TÜİK vasıtası ile düşük gösterilen sanal rakamlara rağmen resmi enflasyonun %73,5, gıda enflasyonunun %91, ulaştırma enflasyonunun ise % 108 ile son 24 yılın en yüksek noktasına çıktığını belirten Veldet, siyasal iktidarın ısrarla sürdürdüğü yanlış ekonomi politikalarının sorumluluğunu almadığını söyledi. 
İktidar temsilcilerinin rekor kırıyor dedikleri ülkelerde enflasyonun bizdekinin sekizde biri civarında seyrettiğini kaydeden Veldet, “Ama ülkemiz dünya yüksek enflasyon sıralamasında ilk altıya kadar yükselmiş bulunuyor. Enflasyonda OECD üyesi 36 ülke içinde en yakın rakibimize dört kat fark atarak açık ara lider konumuma yerleştik.  
Bizim her gün çarşıda, pazarda, mutfakta yaşadığımız gerçek enflasyon ise TÜİK resmi enflasyonun en az iki katına ulaştı” dedi. 

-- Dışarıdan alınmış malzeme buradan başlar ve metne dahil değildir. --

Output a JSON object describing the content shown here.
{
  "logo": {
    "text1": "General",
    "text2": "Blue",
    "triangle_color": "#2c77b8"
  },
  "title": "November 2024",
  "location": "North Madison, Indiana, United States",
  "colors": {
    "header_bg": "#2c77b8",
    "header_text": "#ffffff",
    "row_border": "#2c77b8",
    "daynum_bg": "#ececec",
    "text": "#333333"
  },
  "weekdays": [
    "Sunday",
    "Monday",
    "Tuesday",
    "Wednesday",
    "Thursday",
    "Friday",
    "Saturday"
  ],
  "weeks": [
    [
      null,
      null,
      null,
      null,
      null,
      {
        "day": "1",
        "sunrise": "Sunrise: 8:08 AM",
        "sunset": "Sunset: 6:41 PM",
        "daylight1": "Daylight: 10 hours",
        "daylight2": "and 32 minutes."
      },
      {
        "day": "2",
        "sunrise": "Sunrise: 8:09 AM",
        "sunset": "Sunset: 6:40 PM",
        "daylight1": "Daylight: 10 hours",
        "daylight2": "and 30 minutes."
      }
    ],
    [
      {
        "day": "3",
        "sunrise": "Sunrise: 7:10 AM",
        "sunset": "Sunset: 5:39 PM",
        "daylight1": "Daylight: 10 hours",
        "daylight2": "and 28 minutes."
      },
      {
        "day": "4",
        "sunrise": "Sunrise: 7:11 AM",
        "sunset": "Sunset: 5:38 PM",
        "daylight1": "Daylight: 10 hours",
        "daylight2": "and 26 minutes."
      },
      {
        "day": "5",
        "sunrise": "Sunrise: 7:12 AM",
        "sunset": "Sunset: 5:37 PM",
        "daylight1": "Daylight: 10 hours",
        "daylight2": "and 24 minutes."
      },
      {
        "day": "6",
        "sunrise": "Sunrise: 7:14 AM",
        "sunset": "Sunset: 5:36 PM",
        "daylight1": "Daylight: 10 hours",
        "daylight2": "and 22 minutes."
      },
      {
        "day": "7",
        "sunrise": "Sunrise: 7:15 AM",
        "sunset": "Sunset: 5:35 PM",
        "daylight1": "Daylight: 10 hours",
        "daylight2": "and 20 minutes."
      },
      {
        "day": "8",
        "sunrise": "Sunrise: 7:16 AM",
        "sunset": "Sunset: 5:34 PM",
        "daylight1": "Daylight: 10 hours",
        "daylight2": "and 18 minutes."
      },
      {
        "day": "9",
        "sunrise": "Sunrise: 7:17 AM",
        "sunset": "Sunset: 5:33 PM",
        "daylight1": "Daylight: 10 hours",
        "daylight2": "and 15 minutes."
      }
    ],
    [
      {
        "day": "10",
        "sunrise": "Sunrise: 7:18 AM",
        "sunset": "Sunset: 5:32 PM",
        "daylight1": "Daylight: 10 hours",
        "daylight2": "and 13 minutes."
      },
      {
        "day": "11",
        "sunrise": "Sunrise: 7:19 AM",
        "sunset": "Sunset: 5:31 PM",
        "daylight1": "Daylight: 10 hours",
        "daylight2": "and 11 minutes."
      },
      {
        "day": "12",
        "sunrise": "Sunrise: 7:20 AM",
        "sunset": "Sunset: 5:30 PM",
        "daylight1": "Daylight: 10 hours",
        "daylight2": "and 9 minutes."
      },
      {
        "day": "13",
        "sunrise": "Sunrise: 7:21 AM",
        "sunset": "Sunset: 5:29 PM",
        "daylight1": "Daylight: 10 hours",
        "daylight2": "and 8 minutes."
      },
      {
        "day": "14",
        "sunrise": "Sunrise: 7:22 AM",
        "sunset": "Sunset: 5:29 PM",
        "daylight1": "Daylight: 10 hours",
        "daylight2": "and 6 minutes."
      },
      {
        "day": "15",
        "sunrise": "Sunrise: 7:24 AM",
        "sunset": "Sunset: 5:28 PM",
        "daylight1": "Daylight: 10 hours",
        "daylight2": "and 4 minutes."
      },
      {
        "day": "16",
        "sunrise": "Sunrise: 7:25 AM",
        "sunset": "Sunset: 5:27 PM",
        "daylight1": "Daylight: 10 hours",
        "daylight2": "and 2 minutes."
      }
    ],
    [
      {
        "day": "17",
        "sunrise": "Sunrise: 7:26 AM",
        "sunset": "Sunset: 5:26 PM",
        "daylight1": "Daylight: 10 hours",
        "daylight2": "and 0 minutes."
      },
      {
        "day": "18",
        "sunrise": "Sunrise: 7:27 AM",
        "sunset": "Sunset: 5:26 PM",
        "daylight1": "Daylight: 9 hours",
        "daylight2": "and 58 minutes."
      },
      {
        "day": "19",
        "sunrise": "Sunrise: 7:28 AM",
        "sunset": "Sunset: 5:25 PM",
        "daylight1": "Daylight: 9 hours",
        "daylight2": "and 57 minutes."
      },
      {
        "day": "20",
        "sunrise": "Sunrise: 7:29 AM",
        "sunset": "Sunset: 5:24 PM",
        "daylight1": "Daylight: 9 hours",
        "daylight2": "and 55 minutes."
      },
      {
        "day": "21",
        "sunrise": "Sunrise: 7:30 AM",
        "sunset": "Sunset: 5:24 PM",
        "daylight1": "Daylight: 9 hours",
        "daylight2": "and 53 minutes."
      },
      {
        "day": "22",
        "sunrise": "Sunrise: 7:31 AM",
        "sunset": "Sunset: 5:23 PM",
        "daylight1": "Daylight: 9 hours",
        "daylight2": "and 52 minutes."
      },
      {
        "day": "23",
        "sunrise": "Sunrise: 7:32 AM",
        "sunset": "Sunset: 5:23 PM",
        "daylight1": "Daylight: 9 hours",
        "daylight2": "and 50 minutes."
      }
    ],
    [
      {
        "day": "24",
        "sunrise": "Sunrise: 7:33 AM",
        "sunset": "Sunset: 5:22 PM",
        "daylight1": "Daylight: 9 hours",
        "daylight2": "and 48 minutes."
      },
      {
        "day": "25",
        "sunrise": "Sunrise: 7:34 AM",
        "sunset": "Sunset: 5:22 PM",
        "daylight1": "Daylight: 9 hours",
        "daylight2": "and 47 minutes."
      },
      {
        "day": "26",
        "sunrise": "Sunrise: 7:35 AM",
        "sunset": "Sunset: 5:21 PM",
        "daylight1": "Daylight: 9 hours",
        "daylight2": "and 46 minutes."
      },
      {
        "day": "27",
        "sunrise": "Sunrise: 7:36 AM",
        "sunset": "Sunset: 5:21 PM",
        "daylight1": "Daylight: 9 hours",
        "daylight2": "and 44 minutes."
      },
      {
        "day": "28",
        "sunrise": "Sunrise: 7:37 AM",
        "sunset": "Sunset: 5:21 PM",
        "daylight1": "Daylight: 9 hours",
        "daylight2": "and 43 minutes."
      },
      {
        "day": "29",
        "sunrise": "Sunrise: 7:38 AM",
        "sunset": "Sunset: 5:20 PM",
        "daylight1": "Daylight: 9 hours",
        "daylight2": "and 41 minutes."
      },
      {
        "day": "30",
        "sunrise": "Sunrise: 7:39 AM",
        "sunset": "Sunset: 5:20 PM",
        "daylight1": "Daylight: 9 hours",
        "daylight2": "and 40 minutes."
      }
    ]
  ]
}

%1’lik kesimin yani patronların, sermayedarların, zenginlerin çıkarlarını korumak, onların servetlerini artırmak pahasına faturanın yıllardır % 99’luk kesime kesildiğini söyleyen Veldet, açıklamasının devamında şunları söyledi:
“Zenginden daha az, yoksuldan daha çok almaya dayalı adaletsiz vergi düzeni ile fatura hep bize kesildi. 
Bizden alınan vergilerin bize değil patronların, sermayenin kasasına teşvik, vergi, affı, vergi indirimi olarak aktarılmasına dayalı bu düzende fatura hep bize kesildi. 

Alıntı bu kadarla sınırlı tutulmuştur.